The Federal Housing Finance Agency, which tracks deals involving mortgages backed by Fannie Mae and Freddie Mac, said home prices in August were up 4.8% from the year-earlier period; and up a seasonally adjusted 0.5% in August from July. The average rate for a 30-year fixed mortgage was 3.92 percent, down from 3.97 percent last week. The average 15-year rate dropped to 3.08 percent from 3.18 percent. Mortgage rates are now at the lowest levels since the summer of 2013. Refinancing applications jumped 23 percent in the week ended Oct. 17 to an 11-month high.

The number of people who applied for US unemployment benefits rose by 17,000 last week to 283,000, but initial claims remained below the key 300,000 level for the sixth straight week.

The Conference Board’s leading economic index rose 0.8% in September, after no change in August. The index points toward improving employment and income growth which are expected to support moderate economic expansion for the remainder of the year. The leading index is composed of 10 forward-pointing indicators. Nine of the 10 indicators showed strength in September, with the biggest positive contribution coming from a favorable spread of low interest rates. The only negative was average consumer expectations for business conditions.

The Chicago Fed’s national activity index rose to positive 0.47 from negative 0.25 in August. The three-month average stayed positive and accelerated, to 0.25 from 0.16 in August; indicating the economy grew at an above-trend pace in September, recovering after a slower August.

The Markit Economics flash manufacturing purchasing managers index for the US fell to a 56.2 reading in October from 57.5 in September. The index is at a three-month low. The rise in new orders was the slowest in nine months. A number of businesses expressed caution about export sales, perhaps due to the stronger dollar. Input cost inflation eased to its weakest level in six months.
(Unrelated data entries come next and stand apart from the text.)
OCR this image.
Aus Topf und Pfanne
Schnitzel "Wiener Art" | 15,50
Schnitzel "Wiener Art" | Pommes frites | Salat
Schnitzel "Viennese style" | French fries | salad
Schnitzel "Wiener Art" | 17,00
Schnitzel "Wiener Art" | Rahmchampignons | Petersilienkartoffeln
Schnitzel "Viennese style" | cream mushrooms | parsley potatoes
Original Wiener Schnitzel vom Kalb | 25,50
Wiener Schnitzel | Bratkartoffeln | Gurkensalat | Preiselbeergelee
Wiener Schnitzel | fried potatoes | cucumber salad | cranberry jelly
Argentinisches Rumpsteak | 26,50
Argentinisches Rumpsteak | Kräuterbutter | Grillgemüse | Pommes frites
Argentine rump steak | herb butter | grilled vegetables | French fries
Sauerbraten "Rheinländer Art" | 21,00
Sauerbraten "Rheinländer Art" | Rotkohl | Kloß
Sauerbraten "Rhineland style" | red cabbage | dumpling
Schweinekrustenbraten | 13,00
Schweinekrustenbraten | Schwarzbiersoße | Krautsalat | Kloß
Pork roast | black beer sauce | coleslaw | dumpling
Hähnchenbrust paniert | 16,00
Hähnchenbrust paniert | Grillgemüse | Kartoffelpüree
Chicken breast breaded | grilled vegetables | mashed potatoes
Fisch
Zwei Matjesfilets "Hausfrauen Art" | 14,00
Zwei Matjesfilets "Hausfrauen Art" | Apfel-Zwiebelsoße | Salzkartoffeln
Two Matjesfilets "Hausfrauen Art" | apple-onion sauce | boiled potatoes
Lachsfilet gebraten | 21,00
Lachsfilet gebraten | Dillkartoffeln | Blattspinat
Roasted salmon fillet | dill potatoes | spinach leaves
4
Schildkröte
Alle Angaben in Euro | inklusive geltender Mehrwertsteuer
Markit’s Eurozone Composite Flash Purchasing Managers’ Index rose to 52.2 in October from 52 in September. Germany’s private sector saw faster growth this month, France’s business slump deepened, with business activity hitting an eight-month low. In Britain, retail sales fell more than expected in September. Eurozone inflation slipped to its lowest for five years in September. The Flash Index is just a subset of the broader economy. For example, today, Spain reported the number of people without a job dropped by 195,000 in the third quarter, and the unemployment rate dropped to 23.7%, which is still incredibly lousy.